Bien moins renommée que ses contemporaines Clara Zetkin ou Rosa Luxemburg, Alexandra Kollontaï n’en demeure pas moins une figure importante de la révolution de 1917 et des luttes féministes portées à bout de bras par quelques-unes à l’époque. La mise en lumière que lui offrent Olga Bronnikova et Matthieu Renault dans leur Kollontaï Défaire la famille, refaire l’amour vient partiellement réparer cette relative invisibilisation. Militante marxiste, Alexandra Kollontaï s’était alliée à Lénine au début de la Première Guerre mondiale pour devenir une personnalité politique importante de la jeune république soviétique russe. Si l’on retient aujourd’hui le 8 mars comme journée de lutte pour les droits des femmes sous l’impulsion de Clara Zetkin, qui sait aujourd’hui que c’est à l’initiative de Kollontaï que les ouvrières soviétiques se sont battues pour obtenir un congé de maternité de dix semaines, pour l’établissement de crèches dans les usines ou encore bénéficier de pauses pour allaiter leurs enfants, combats qui doivent encore aboutir dans de nombreuses sociétés aujourd’hui ?
Mais c’est sur les questions de sexualité, d’éducation et de la famille que s’est investie la militante durant toute sa vie, au point de s’aliéner de nombreux camarades. Et de dénoncer « l’amour-propriété » et son corolaire, « la conception de l’inégalité des sexes dans la sphère psycho-physiologique » dont elle dit qu’ils sont inhérents à la société bourgeoise qu’elle n’aura de cesse de dénoncer pour prôner « l’amour-camaraderie » qu’elle présente comme moyen de transition vers le communisme grâce à une « accumulation des réserves de sentiments sympathiques » pour mener la guerre idéologique en cours.
Accusée d’avoir remplacé la lutte des classes par la lutte des sexes alors que le Parti affirmait que la vraie liberté des femmes dépendait de la fin du capitalisme et non d’une guerre ouverte contre les hommes, Kollontaï ne renoncera jamais, consciente que les critiques auxquelles elle fait face sont la preuve qu’une contre-révolution sexuelle est en marche. Pour remplacer la famille bourgeoise, Kollontaï propose une communalisation de la nature humaine dans une organisation sociétale de laquelle auront disparu les structures familiales. Ce que les deux auteurices qualifient d’« utopie kollontienne » se traduit par une répartition égalitaire du travail, hommes et femmes occupant les mêmes emplois et jouant le même rôle dans l’économie communale et une absence de structure familiale, remplacée par des groupes en fonction des âges.

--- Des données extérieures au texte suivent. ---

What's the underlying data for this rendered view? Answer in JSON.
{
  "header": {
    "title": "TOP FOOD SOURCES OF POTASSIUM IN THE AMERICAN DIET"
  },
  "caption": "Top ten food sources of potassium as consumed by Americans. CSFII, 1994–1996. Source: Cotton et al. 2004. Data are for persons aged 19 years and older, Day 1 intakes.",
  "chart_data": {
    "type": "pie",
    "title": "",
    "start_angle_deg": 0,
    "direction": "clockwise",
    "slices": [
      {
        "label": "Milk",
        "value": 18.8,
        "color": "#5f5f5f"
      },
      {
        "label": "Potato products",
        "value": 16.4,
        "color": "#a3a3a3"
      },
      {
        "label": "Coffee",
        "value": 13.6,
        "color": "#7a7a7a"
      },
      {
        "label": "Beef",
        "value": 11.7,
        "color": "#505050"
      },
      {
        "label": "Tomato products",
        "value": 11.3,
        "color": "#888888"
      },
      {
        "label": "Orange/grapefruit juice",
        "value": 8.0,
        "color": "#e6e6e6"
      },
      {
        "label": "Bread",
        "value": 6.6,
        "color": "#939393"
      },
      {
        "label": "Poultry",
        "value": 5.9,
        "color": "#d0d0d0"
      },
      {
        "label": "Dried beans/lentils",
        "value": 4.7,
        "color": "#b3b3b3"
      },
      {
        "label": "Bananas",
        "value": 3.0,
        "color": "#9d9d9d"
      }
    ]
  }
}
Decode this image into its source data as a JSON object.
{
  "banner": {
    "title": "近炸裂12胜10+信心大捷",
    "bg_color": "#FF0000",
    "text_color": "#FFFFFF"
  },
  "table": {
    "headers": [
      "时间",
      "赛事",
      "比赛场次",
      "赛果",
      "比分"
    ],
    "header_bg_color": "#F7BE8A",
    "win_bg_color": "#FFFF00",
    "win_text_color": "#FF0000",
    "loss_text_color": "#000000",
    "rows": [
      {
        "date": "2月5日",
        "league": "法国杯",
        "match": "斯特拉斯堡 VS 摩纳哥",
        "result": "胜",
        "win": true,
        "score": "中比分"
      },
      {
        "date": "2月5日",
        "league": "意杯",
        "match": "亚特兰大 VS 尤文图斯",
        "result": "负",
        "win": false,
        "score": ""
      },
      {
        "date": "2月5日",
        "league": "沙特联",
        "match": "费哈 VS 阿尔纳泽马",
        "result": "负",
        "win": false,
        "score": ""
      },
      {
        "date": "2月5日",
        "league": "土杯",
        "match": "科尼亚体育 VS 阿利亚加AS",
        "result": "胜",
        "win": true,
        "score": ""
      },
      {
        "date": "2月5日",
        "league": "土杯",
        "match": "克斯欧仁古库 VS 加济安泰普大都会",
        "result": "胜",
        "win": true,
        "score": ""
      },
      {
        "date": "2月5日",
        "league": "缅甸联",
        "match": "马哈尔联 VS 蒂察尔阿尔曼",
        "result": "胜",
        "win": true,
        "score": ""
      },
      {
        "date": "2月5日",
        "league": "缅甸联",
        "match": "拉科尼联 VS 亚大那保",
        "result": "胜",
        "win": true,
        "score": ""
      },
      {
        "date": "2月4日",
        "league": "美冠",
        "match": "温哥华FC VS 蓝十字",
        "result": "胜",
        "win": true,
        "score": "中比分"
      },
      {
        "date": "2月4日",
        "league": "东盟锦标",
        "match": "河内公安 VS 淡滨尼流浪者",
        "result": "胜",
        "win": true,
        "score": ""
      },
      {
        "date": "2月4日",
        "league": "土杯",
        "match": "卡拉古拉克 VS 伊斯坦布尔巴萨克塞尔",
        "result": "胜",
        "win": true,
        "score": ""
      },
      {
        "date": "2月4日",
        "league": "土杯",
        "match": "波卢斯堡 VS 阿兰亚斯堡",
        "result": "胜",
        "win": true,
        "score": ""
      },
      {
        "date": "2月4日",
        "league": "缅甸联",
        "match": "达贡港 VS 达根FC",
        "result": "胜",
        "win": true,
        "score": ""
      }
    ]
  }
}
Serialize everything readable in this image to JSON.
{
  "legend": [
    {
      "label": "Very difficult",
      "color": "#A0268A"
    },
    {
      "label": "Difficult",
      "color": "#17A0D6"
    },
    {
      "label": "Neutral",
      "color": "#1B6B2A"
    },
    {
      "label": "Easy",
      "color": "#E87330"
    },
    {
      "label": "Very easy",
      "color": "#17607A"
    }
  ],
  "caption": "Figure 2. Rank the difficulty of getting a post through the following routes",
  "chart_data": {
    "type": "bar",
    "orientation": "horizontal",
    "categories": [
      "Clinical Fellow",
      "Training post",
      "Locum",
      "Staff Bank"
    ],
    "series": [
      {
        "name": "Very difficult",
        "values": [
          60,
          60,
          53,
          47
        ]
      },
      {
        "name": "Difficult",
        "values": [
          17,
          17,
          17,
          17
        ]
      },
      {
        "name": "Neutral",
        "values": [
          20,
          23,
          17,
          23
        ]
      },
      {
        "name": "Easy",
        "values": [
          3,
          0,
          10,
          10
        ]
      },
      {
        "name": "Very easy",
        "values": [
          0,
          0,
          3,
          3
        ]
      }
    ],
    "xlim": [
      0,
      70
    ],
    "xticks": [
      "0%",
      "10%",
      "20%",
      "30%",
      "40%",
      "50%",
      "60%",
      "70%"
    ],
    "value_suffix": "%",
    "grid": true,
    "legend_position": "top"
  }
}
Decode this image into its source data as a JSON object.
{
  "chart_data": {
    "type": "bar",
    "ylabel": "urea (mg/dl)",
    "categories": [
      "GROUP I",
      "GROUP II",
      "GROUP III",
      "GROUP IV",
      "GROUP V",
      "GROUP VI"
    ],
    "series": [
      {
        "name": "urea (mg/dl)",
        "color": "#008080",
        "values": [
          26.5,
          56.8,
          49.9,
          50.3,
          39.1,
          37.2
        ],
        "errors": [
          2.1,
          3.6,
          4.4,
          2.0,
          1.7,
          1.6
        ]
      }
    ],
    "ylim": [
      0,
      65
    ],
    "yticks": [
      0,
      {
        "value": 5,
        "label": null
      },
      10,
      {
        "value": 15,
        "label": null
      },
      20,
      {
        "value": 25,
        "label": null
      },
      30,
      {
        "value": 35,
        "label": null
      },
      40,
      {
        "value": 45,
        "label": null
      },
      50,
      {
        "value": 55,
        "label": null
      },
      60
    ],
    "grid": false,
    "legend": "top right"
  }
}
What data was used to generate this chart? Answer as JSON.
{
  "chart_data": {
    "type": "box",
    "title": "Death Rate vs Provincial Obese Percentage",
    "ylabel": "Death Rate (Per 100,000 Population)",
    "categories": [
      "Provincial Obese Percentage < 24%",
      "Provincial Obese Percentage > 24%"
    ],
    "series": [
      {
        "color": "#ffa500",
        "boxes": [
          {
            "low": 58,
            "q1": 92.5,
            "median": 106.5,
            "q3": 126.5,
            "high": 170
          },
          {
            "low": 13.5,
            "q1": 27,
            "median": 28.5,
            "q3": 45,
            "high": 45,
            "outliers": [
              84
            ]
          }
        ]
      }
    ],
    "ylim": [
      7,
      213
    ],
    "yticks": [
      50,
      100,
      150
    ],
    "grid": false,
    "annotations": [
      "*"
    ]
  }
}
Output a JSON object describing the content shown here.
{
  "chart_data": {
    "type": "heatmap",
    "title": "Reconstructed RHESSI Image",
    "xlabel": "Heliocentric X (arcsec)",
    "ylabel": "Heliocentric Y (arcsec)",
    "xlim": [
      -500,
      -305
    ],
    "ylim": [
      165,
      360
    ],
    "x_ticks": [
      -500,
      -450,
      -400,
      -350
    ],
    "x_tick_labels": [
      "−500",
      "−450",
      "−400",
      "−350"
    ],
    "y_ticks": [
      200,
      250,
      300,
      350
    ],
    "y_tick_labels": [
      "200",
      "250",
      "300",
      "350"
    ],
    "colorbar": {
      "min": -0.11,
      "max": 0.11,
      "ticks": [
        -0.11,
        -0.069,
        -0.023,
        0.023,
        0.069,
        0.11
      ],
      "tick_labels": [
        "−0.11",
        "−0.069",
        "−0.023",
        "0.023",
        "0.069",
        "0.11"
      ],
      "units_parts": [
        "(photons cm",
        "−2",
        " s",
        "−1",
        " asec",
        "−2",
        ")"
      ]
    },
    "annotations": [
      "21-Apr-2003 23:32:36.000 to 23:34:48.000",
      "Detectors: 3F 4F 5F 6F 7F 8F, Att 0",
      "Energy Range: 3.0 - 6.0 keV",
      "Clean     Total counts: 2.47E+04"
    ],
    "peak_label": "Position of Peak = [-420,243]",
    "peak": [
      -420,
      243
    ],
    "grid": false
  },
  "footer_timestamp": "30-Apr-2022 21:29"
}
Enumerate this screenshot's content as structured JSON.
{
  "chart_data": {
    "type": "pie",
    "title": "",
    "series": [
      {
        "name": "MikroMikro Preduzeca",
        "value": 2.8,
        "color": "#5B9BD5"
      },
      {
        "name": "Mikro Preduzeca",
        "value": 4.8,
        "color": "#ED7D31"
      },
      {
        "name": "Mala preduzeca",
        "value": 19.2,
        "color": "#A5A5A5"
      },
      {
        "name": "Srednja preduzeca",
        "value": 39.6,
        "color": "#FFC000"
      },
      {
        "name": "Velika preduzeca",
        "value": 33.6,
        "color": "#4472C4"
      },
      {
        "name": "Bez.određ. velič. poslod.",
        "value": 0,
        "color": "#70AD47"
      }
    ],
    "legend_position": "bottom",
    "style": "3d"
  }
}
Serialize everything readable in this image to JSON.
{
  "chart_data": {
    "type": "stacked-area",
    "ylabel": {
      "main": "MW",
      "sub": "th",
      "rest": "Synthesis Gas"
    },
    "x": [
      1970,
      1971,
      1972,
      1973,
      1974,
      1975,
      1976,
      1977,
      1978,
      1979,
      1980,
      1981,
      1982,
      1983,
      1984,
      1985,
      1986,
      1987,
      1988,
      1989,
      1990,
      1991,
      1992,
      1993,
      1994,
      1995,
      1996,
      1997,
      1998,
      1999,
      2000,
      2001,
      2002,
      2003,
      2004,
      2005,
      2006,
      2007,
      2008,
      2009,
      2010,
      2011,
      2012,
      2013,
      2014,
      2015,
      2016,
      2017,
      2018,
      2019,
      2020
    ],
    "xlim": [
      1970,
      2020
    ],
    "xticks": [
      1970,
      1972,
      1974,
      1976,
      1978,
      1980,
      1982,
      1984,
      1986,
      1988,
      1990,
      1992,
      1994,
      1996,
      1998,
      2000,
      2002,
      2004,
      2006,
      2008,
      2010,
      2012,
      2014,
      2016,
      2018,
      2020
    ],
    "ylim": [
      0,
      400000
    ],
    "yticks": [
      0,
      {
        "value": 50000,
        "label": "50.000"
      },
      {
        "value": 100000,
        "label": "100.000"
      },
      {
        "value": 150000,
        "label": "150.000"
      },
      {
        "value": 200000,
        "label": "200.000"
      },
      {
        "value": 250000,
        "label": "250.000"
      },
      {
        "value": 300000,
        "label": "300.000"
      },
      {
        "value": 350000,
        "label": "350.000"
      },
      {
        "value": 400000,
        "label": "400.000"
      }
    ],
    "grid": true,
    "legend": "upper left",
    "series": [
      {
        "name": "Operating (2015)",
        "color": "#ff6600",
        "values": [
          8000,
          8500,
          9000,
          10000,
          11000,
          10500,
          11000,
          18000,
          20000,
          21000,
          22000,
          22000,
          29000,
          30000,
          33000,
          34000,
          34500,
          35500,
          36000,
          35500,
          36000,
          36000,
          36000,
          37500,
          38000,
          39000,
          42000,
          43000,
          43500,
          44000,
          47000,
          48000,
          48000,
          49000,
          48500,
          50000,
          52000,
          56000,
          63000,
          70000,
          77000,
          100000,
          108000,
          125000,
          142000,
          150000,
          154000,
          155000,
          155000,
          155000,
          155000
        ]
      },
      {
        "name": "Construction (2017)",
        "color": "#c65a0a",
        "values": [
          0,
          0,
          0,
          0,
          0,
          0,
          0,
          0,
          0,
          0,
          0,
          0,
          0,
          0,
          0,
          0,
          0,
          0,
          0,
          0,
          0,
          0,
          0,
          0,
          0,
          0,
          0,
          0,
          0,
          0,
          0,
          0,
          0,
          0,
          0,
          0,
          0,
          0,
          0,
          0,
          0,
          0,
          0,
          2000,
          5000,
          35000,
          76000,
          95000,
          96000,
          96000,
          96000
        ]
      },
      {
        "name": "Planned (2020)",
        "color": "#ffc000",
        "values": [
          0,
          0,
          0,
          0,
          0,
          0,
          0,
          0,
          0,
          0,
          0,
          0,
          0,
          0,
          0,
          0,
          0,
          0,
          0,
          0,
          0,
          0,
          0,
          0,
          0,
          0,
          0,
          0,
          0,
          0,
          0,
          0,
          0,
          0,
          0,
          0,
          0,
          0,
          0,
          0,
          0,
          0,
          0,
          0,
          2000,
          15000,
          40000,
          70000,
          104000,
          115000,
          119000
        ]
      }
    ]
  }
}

Au fil de ses écrits transparait deux visions opposées de la morale communiste que Olga Bronnikova et Matthieu Renault égrainent tout au long de leur ouvrage foisonnant et critique qui rend néanmoins un important femmage à Alexandra Kollontaï dont la pensée « contient de manière inextricable ces deux tendances antagoniques, mais rien ne nous empêche aujourd’hui de tenter de les dénouer pour réactualiser le potentiel émancipateur que recèle, dans son inactualité même, la pensée de celle qui fut la plus authentique représentante du féminisme bolchévique ».